Ich bin zu friden deinem Begeren Statt zu thun / benenne derhalben den ersten Tag Augusti / von der Vesper seiner heyligen Vigil an / biß zu Nidergang der Sonnen: deß folgenden Tags / nach dem Fest / an welchem ich meinen Apostel Petrum auß den Ketten und Banden Herodis entlediget hab.

Darauff sagt der heylig Vatter / nach dem er ime gedancket:

Sag mir aber O Herr / wie wirdt das Volck solches in Erfahrung bringen? Und wie wirt es disem vollen Glauben gehen?

Der Herr spricht:

Ich will zu seiner Zeit daran gedencken: du aber zeuhe wider meinem Vicario zu / und nimme mit etliche deiner Brüder / die solche Erscheinung gesehen / unnd gib ihme etliche deren Rosen / so wirdt er dir den Tag confirmieren / unnd disen Ablas verkünden und publicieren lassen.

Der heylige Vatter nimbt drey weisse unnd drey rote Rosen / und in dem verschwindet der Herr / und wirt durch die Engel das Te Deum laudamus gar lieblich gesungen.

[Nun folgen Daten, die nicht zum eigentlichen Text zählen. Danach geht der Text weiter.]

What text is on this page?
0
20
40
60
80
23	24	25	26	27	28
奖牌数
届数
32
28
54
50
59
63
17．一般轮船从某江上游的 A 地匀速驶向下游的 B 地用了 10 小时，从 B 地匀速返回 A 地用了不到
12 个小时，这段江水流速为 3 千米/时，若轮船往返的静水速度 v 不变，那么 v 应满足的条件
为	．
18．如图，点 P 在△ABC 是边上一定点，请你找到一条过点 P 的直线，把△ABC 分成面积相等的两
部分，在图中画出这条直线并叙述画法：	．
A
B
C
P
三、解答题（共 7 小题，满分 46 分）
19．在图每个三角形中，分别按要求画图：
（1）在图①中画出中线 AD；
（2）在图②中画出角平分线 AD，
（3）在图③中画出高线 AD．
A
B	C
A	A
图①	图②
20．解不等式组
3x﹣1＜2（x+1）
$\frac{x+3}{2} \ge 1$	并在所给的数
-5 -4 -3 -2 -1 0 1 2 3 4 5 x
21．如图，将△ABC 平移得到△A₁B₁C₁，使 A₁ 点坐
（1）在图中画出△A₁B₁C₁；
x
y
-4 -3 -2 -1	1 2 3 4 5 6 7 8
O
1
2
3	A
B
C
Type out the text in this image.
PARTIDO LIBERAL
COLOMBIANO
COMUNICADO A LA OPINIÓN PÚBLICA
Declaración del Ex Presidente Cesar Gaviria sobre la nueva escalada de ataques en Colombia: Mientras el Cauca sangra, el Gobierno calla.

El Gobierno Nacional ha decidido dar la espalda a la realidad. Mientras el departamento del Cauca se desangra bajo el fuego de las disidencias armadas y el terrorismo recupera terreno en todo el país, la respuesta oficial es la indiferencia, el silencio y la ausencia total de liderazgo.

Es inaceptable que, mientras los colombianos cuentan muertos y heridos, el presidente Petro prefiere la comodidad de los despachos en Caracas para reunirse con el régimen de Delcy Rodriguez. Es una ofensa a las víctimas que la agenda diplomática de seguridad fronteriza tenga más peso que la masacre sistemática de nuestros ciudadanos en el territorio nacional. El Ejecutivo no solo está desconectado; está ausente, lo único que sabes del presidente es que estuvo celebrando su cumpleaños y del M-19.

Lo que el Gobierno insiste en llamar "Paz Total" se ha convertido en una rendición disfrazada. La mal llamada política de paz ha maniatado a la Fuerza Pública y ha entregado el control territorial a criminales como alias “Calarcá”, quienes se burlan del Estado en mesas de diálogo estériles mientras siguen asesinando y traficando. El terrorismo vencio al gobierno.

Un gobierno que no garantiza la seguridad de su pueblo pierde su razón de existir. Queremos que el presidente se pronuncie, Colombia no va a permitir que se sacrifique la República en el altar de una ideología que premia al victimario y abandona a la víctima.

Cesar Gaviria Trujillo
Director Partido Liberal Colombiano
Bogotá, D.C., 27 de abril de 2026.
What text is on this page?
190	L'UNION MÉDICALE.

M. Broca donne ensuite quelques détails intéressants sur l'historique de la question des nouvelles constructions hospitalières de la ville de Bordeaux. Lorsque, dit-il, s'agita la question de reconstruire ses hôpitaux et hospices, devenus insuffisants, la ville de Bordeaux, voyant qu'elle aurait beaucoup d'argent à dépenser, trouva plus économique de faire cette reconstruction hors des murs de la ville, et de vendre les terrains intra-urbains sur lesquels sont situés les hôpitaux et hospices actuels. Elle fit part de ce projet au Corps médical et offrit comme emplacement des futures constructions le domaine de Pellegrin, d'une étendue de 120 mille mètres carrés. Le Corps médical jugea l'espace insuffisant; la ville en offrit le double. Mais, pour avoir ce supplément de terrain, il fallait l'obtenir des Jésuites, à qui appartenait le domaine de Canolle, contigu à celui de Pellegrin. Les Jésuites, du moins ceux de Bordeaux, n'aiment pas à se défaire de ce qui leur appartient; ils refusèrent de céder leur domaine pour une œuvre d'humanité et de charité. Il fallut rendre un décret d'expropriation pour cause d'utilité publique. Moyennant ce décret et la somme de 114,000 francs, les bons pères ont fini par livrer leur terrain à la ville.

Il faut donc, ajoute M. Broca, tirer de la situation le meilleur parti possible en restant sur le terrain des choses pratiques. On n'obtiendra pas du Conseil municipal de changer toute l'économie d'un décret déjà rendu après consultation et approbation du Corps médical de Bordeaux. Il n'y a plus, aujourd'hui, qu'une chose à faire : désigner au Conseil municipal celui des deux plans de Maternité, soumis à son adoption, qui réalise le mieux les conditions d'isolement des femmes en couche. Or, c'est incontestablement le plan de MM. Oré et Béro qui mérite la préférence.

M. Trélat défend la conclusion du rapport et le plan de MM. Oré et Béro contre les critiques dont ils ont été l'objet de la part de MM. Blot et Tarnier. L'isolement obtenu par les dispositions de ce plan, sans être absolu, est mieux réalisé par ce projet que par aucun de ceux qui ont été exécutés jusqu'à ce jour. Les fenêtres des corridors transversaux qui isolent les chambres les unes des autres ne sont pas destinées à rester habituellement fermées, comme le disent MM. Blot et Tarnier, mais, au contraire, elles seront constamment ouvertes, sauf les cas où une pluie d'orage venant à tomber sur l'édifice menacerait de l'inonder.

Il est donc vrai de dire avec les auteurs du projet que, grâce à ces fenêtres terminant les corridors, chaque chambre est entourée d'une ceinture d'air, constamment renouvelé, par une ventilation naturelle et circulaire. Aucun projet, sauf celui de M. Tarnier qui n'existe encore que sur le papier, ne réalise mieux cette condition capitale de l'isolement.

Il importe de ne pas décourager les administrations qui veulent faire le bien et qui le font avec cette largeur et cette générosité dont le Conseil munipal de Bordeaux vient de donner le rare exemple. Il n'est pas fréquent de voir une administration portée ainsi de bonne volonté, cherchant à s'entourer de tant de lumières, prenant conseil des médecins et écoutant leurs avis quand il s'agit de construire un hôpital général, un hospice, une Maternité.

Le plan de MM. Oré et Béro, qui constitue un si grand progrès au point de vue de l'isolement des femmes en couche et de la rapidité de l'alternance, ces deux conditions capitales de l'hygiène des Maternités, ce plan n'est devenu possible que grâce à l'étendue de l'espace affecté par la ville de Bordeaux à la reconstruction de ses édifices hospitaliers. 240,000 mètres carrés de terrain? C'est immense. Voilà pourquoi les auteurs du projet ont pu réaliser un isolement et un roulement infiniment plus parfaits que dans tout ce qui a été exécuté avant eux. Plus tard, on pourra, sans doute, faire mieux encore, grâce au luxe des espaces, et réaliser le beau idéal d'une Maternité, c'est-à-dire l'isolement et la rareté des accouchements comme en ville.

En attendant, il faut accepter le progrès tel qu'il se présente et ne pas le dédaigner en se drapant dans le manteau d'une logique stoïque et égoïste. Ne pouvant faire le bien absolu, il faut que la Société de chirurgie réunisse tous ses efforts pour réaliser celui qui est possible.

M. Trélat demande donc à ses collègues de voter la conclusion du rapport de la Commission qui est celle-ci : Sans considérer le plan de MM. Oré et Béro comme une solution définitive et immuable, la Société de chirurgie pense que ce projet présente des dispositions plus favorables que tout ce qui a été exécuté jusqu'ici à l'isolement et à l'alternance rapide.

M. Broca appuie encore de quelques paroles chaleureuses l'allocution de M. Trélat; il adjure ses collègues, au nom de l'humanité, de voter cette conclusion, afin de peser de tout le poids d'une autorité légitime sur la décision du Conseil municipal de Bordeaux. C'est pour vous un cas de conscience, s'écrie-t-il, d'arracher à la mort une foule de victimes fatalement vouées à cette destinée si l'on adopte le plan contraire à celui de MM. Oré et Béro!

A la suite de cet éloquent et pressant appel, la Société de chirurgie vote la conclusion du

Nach solchem begibt sich der heylige Vatter alsbald auff die Reiß / nimbt die Brüder Bernharden Quintavalle / Angelum von Riete / und Ruffinum / welche vor der Thür der Kirchen solche herrliche Erscheinung gesehen / mit sich / und begibt sich ihr Heyligkeit / welche sich wider sambt dem Hoff gen Rom zu S. Johan Laterano begeben hätte / anzusprechen:

erzehlt derselben alles so ihme Christus Jesus gesagt / berüfft seine Gesellen zu Gezeugen / unnd gibt ihr Heyligkeit die gemelten Rosen / welche als sie ine mit sonderbarer Auffmerckung angehört / unnd sich solche schöne frische / unn wolgeschmackte Rosen anzusehen  nit ersettigen kondte / sagte:

O Rosen? Findet man auch solche in dem Jenner? Diese allein seyn genugsam mich alles dessen so du gesagt hast / zu vergwissen / will derhalben mit den Cardinälen mich underreden / wie deinem Begeren Statt zu thun seye / unn dir alsdann Bescheid geben / verabschidet er sie darmit.

Als er aber den folgenden Tag wider für den Babst in dem Consistorio der Cardinälen kommen / erzehlt er wider auff ihrer Heyligkeit Befelch / den ganzen Verlauff / sambt dem von dem Herren bestimbten Tag. Darauff spricht der Babst:

Dieweil wir nunmehr vergwißt seyn / daß der Willen deß Herren / deß höchsten unn wahren Babsts (welches Statt wir allhie auff Erden unwürdig vertretten) also ist / so bewilligen wir gleichfals an seiner Statt den ewigen völligen Ablas / in gedachter Kirchen unn Tag.